Why Dogs Bark, and What You Can Do About It
Why do dogs bark?
Dogs bark to speak to us and to one another, and just as we can verbalize many different meanings, so can they. "There are nine kinds of barks—excitement and play, wanting attention, boredom and loneliness, alarm and fear, territorial, pain, confusion related to canine dementia, separation anxiety, and compulsive barking. Some dogs love the sound of their own voice," says Marty Becker, DVM, founder of Fear Free (an organization that educates veterinary professionals on pets' emotional well-being). As you get to know your dog, you can start to recognize these different barks.
Barking is a normal behavior for dogs, but excessive barking can be concerning—for instance, if your neighbor complains your dog was barking all day while you were at work. There are a few simple ways to cope with unwanted barking and address any underlying issues for a happier, healthier, calmer pup.

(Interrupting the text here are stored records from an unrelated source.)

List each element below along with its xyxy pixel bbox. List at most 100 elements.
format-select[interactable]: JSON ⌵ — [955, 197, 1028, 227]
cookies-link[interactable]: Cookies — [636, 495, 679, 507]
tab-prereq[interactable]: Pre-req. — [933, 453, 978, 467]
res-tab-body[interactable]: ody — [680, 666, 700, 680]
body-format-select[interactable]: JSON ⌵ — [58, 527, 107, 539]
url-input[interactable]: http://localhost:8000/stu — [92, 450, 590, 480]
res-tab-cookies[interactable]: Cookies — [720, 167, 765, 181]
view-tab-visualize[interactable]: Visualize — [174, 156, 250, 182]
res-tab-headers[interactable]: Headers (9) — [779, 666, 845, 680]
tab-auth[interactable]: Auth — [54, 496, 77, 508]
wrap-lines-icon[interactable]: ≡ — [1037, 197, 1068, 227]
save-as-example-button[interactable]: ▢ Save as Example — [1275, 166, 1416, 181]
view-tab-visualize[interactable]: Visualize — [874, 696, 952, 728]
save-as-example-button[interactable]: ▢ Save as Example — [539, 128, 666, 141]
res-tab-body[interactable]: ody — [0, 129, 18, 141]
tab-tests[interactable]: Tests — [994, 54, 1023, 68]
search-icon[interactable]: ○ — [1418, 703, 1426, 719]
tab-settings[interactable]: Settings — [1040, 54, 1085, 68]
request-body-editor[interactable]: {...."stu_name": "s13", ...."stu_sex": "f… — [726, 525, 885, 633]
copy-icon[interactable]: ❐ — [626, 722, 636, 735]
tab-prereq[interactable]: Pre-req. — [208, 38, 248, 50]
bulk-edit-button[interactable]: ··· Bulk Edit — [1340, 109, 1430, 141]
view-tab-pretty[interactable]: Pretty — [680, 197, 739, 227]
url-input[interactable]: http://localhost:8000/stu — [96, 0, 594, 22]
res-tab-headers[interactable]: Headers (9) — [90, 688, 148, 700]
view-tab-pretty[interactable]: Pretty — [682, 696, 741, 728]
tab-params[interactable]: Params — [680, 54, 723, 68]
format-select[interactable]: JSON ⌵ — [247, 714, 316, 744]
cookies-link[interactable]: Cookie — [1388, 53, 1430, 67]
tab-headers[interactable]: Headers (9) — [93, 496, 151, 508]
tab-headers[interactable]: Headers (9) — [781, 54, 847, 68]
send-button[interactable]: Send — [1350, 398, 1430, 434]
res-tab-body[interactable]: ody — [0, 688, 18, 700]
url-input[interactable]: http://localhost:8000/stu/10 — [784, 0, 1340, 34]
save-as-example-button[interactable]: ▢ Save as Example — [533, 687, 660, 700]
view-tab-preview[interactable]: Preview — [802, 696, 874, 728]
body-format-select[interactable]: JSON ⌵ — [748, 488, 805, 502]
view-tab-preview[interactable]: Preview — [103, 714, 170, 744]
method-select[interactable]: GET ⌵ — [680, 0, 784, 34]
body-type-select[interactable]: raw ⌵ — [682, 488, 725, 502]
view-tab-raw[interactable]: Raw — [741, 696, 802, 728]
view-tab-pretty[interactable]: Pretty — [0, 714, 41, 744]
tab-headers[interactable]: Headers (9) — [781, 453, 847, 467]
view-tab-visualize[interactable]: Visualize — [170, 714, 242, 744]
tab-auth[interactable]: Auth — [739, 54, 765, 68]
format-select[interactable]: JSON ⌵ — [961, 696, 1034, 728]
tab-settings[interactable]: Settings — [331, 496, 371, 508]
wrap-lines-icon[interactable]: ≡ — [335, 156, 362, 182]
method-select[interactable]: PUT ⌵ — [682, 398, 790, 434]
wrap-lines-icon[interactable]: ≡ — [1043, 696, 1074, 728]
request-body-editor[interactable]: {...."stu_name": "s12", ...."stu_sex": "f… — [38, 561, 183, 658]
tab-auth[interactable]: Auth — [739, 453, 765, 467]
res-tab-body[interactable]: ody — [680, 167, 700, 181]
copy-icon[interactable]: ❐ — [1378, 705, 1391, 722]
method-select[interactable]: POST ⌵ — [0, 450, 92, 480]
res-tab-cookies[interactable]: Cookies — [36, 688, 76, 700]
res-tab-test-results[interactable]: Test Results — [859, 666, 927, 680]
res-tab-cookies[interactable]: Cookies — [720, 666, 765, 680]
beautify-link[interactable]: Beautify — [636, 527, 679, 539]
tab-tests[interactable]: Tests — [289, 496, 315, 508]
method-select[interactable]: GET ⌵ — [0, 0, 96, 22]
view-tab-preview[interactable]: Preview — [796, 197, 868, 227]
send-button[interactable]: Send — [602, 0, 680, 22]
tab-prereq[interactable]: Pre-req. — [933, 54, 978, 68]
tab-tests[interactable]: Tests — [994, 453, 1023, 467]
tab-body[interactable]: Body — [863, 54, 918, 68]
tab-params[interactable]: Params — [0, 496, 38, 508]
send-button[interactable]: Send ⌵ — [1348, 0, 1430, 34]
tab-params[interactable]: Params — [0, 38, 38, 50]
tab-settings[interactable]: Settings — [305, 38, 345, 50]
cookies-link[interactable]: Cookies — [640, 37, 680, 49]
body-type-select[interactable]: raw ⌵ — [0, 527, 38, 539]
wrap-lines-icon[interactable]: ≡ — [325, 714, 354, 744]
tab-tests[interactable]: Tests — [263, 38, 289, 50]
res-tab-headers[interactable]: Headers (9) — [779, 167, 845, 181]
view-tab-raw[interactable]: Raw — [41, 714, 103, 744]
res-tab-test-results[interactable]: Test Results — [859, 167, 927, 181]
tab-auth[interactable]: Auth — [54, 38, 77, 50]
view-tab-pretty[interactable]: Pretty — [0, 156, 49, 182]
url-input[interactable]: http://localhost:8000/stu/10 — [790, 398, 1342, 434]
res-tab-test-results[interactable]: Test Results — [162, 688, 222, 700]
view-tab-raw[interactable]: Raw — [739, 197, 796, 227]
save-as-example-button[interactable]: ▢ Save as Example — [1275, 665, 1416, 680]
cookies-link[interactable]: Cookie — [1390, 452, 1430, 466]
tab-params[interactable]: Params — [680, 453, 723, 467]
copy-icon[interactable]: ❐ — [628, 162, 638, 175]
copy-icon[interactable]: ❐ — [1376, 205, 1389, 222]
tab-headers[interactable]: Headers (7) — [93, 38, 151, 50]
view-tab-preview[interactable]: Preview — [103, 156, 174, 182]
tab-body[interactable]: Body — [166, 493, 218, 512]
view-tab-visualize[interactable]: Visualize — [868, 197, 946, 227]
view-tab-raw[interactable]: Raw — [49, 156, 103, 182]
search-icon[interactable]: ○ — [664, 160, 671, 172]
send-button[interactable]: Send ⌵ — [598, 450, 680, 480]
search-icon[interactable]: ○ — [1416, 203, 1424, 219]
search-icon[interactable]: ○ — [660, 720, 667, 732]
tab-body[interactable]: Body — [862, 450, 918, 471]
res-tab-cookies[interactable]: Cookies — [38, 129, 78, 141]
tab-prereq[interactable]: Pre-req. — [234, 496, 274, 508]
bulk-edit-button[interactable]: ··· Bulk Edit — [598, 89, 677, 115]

Your dog's excessive barking may stem from lack of mental stimulation. Try implementing a few lifestyle changes: Take her on longer walks in the morning, bring her to a dog park in the afternoon, supply her with brain-teasing toys like snuffle mats or puzzle feeders. Be sure to give your dog ample time to sniff and explore while on walks. "Sniffing for dogs is like reading the paper. They get to walk around and read and gather information from other animals that were in the area," says Rachel Lees, RVT, a certified animal trainer and lead veterinary behaviorist at the Behavior Clinic in Olmsted Falls, Ohio.
Change the Environment
If your dog has specific triggers for barking, such as a stranger walking past the house or sounds from a noisy upstairs neighbor, try removing the stimulus. Close the curtains or purchase opaque window treatments in the case of visual stimuli. For sound sensitivities, turn on a white-noise machine or a playlist for dogs from iCalmPet, recommends Lees. If your dog tends to bark when you leave the house, provide a positive activity to distract her. "Give your dog an enrichment item that is incompatible with barking, that keeps their mouth busy, like a Kong or lick mat. They'll get tired and go lie down," says Lees.
First, try the silent treatment: Ignore your pet completely while she barks, as attention can be reinforcing. "Wait for them to be silent for a few seconds before giving them a treat. Reward the positive behavior and continue to reward them with treats and attention for staying quiet and calm throughout the day," says Lees. Another method is using foundational skills like recall, sit, and mat training to redirect behavior. "When someone rings the doorbell, the dog will come rushing up and bark, and that's OK, but then you tell her, 'Mat,' and she should be able to go to the mat and sit still there," says Dr. Becker. You can also try counterconditioning to desensitize your dog to her triggers. For instance, if she barks back when other dogs bark, you can play a low-volume recording of a dog barking a few times a day.
Visit the Vet
Constant barking, especially if it's a new behavior, may signal the presence of a larger health issue. Your dog might be barking in response to pain from an injury or infection, or she may be in emotional distress from something like separation anxiety or dementia. In those cases, veterinarian intervention is needed to get to the root of the issue.